How Can a Free Market Provide What the State is Doing Now?

Guest post by Spencer Morgan.

It’s a trap!  The question “show me how the free market will do this” is usually just a desperate attempt to create a diversion from the moral issue surrounding the use of force, and it is most likely not being presented to you by a sincere person likely to accept the idea of free markets if you answer these questions effectively.  I have seen a few exceptions to this, so use judgment.  Here is the essence of what I’ve found to be the most effective way of responding to this.

If “the state” is undertaking something now, it’s probably not accomplishing that goal at all and is even, as is very often the case, perpetuating the problem. This results from the built-in incentive for them to do so.  Good examples of this are the “war on drugs” the “war on poverty” or the education system.  The actions that result in the achievment of whatever goal is being undertaken by the state are still carried out by real, individual people. The difference between a government-managed system and a free market has nothing to do with whether people would come together to achieve their desires, but why they would do so.  To set up a choice between the shoddy way the state is providing something and the total absence thereof, is not a choice among of options that has any relationship to reality.  In a free market people come together voluntarily out of mutual interests or to provide a product or service to fill voluntary economic demand that exists.  If the good or service in question is desired enough by people, it will be accomplished in a free society and most importantly it will be accomplished in the optimal way instead of via outdated models of bureaucratic planning.  When people ask me some variation of this classic question, I just say “people will do it, just like they do now” and go back to the moral issue surrounding the use of force involved in anything undertaken via government action.

One can spend hours learning historical examples of these things being provided without government, and developing complex prognostications of what would arise in the absence of government, but nobody who is too insecure about the idea of freedom is going to be convinced by that.  They don’t want the inherent risks of liberty, which are just the risks of life and which the existence of the state does not actually remove.  What the state does for them is it gives them a purely conceptual security blanket in their mind against these risks.  What they’re reacting to is the removal of that fictional security blanket, but it is that very concept that needs to go in order for free markets and a voluntary society to be achieved, so it’s useless to try to package the free market as a replacement for this security blanket.

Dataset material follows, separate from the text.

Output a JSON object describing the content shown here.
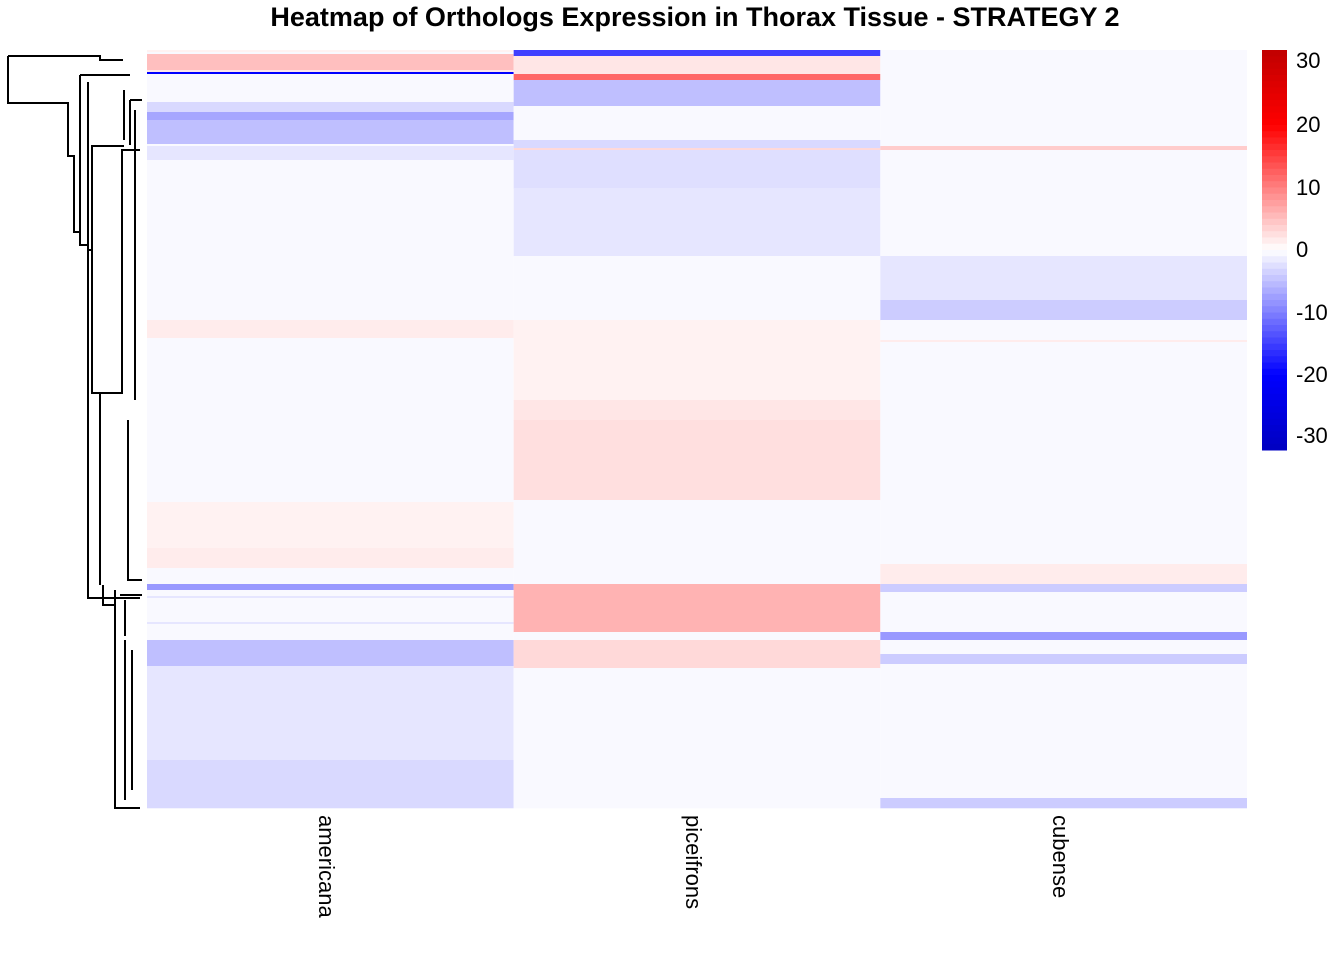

The factors that make free markets more effective at resolving problems, are the very same factors which make them harder to predict.  That is their dynamic and fluid capability brought to bear not by some distant bureaucratic committee, but by the millions of free, individual humans able to act on individual priorities.  The reality is that if humans want it and are willing to work and pay for it, it will happen in a free market.  If something doesn’t get accomplished in an environment of free economic decisions, this is not to be seen as an indication of a “failure of the free market system” but as a market signal that the goal against which it is being measured was not worth holding as a goal because not enough desire for it exists among free human beings.   If the person you’re talking to doesn’t value freedom as an end, but merely as a means to achieve something that the planned economy is (or claims to be) providing to them now, move on or help them understand the basics of what liberty is first.